Monday, June 27, 2011

Gestville - Hotel

General store section of the building
 After several photo trips to Gestville, I have compiled a few after gaining access to a large, old building alongside the Kentucky River's Lock Number 3. This old building is recalled by many locals as the Gestville General Store.
Much time has passed since it had been occupied by store owners, and rented out as low income housing for a while. Nearly every room has an iron fireplace mantel, and the structure appears to be late 19th Century, which would be all indicative of this building having once been a hotel.
Note the ashtray
Drennon Springs is the next stop past the locks, where many wealthy people in the late 19th Century stayed for the reputation that the sulphur springs healed various diseases. This leaves Gestville to be a place where river boatmen were to stay the night. The locals tell of two different taverns in town, one directly across the street from the hotel. The dam and lock are no longer in use, but was active in the late 19th and early 20th Centuries. All evidence indicates that this was a river boatman's hotel.
The interior looks worn out, yet much of the railing and floors look to be hand made and from local trees. Locals tell of their parents and grandparents ordering supplies from downstream towns such as Frankfort. I can imagine luxury furniture and beds in each room.
It seems that decades of abuse and many years of neglect has left this onetime gem a rotting shell. Its former glory now rests with chairs sitting in lonely, dark rooms next to empty beer cans and even an ashtray mounted in a wall. Water damage has buckled the walls and warped the hardwood floors.
An upcoming article on the history of Gestville, KY, is on its way. Much of what was planned for this town likely called for such a large hotel in the center. Until then, here are some teasers: Gestville was zoned and planned to be another thriving river city like Cincinnati and Louisville along the Ohio; a combination of a crippling cholera outbreak and the rise of the locomotion were likely culprits to the exodus of Gestville; of the at least three churches in Gestville, only one of those congregations exist today.




As many of you guys know, I am not a big fan of PhotoShop. However, I had some fun with one of my photographs making it appear old and worn.

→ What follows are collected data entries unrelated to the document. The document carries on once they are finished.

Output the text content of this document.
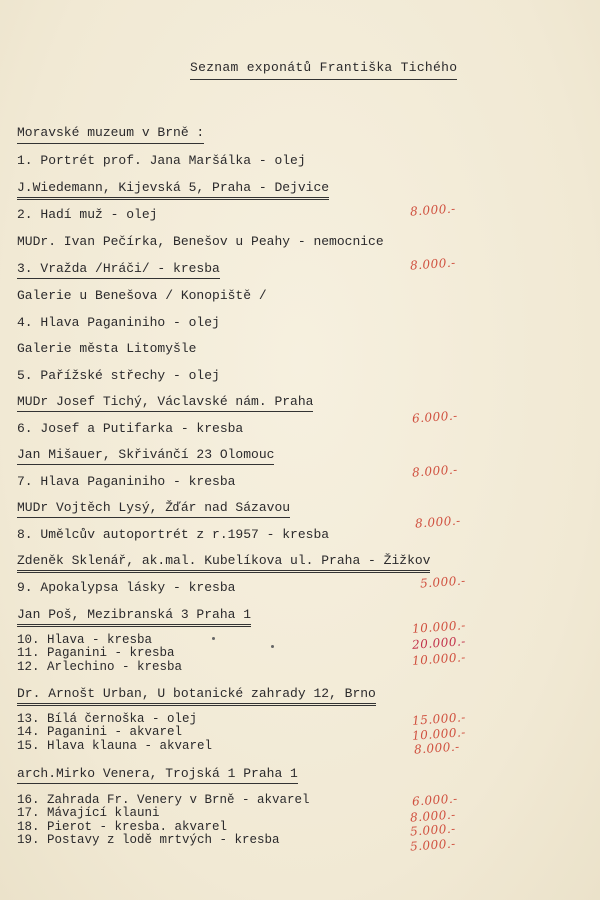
Seznam exponátů Františka Tichého
Moravské muzeum v Brně :
1. Portrét prof. Jana Maršálka - olej
J.Wiedemann, Kijevská 5, Praha - Dejvice
2. Hadí muž - olej
MUDr. Ivan Pečírka, Benešov u Peahy - nemocnice
3. Vražda /Hráči/ - kresba
Galerie u Benešova / Konopiště /
4. Hlava Paganiniho - olej
Galerie města Litomyšle
5. Pařížské střechy - olej
MUDr Josef Tichý, Václavské nám. Praha
6. Josef a Putifarka - kresba
Jan Mišauer, Skřivánčí 23 Olomouc
7. Hlava Paganiniho - kresba
MUDr Vojtěch Lysý, Žďár nad Sázavou
8. Umělcův autoportrét z r.1957 - kresba
Zdeněk Sklenář, ak.mal. Kubelíkova ul. Praha - Žižkov
9. Apokalypsa lásky - kresba
Jan Poš, Mezibranská 3 Praha 1
10. Hlava - kresba
11. Paganini - kresba
12. Arlechino - kresba
Dr. Arnošt Urban, U botanické zahrady 12, Brno
13. Bílá černoška - olej
14. Paganini - akvarel
15. Hlava klauna - akvarel
arch.Mirko Venera, Trojská 1 Praha 1
16. Zahrada Fr. Venery v Brně - akvarel
17. Mávající klauni
18. Pierot - kresba. akvarel
19. Postavy z lodě mrtvých - kresba
8.000.-
8.000.-
6.000.-
8.000.-
8.000.-
5.000.-
10.000.-
20.000.-
10.000.-
15.000.-
10.000.-
8.000.-
6.000.-
8.000.-
5.000.-
5.000.-
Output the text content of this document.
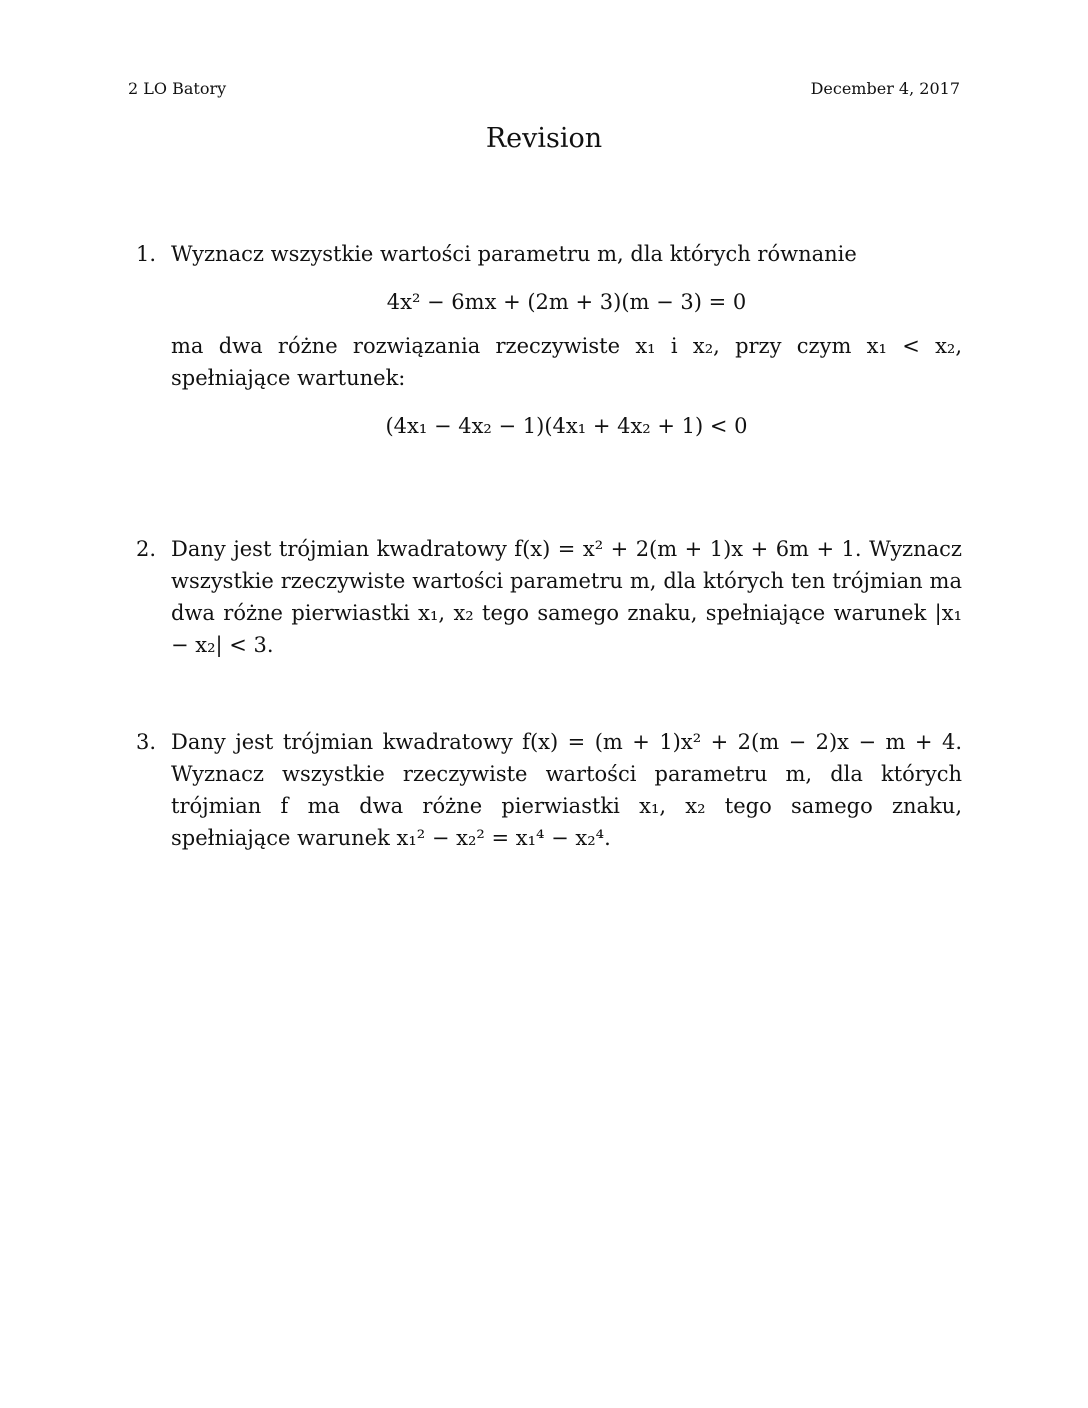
2 LO Batory	December 4, 2017
Revision
1. Wyznacz wszystkie wartości parametru m, dla których równanie

4x² − 6mx + (2m + 3)(m − 3) = 0

ma dwa różne rozwiązania rzeczywiste x₁ i x₂, przy czym x₁ < x₂, spełniające wartunek:

(4x₁ − 4x₂ − 1)(4x₁ + 4x₂ + 1) < 0
2. Dany jest trójmian kwadratowy f(x) = x² + 2(m + 1)x + 6m + 1. Wyznacz wszystkie rzeczywiste wartości parametru m, dla których ten trójmian ma dwa różne pierwiastki x₁, x₂ tego samego znaku, spełniające warunek |x₁ − x₂| < 3.

3. Dany jest trójmian kwadratowy f(x) = (m + 1)x² + 2(m − 2)x − m + 4. Wyznacz wszystkie rzeczywiste wartości parametru m, dla których trójmian f ma dwa różne pierwiastki x₁, x₂ tego samego znaku, spełniające warunek x₁² − x₂² = x₁⁴ − x₂⁴.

PhotoShop made this photo fun.

Thursday, June 23, 2011

Abandoned Methodist Church in Gestville

A while ago, I crawled into this abandoned church in Gestville, KY. I am fond of abandoned structures, yet most partial to photographing abandoned churches. This perhaps is the original Catholic church built in the early 20th Century, and later utilized by Methodists when the Catholics abandoned the structure. As far as locals recall, this building housed Gestville Methodist Church.
View from near the entrance of the building
Gestville Methodist apparently thrived during the course of the middle 20th Century, but the aging congregation dwindled in numbers until only three regular attendees continued to show up and eventually the structure was abandoned. In the photograph to the right, the desolate pulpit bids farewell to the setting sun as the piano and stove rests in the shadows by the stage.
The church piano rests quietly
The stagnant air and muffled sounds of nature filtering through the walls gives a sense of isolation. There is an odor of aged hardwood and a mixture of dust and dirt from a long human absence. Only a few items remain in the building. An old piano (which does not play) sits lonely in a diagonal position near the stage. A few bookshelves containing some hymnals and random papers sits quietly toward the entrance doors. The pews have been removed and refurnished for Grub Ridge Church.
The stage is littered with broken glass and the letters and numbers used for church attendance and hymn boards. Only the padding from beneath the carpet remains from where the center aisle once led people to the stage. The building is hollow, silent, and at rest. No longer are these walls echoing the sounds of singing. No longer are these walls echoing the sounds of preaching. There is a deathly silence.
What force drives a church structure to become abandoned? What disease grows until the life inside such buildings breathe their last breath, turning the voices from shouts to whispers to silence? Standing on the stage where the pulpit once stood and viewing out to where the pews once rested a full congregation, it becomes clear that silence does not speak. Silence does not echo. Silence is not living. Silence is the absence of life, the absence of speaking. Death is silent. This building is silent.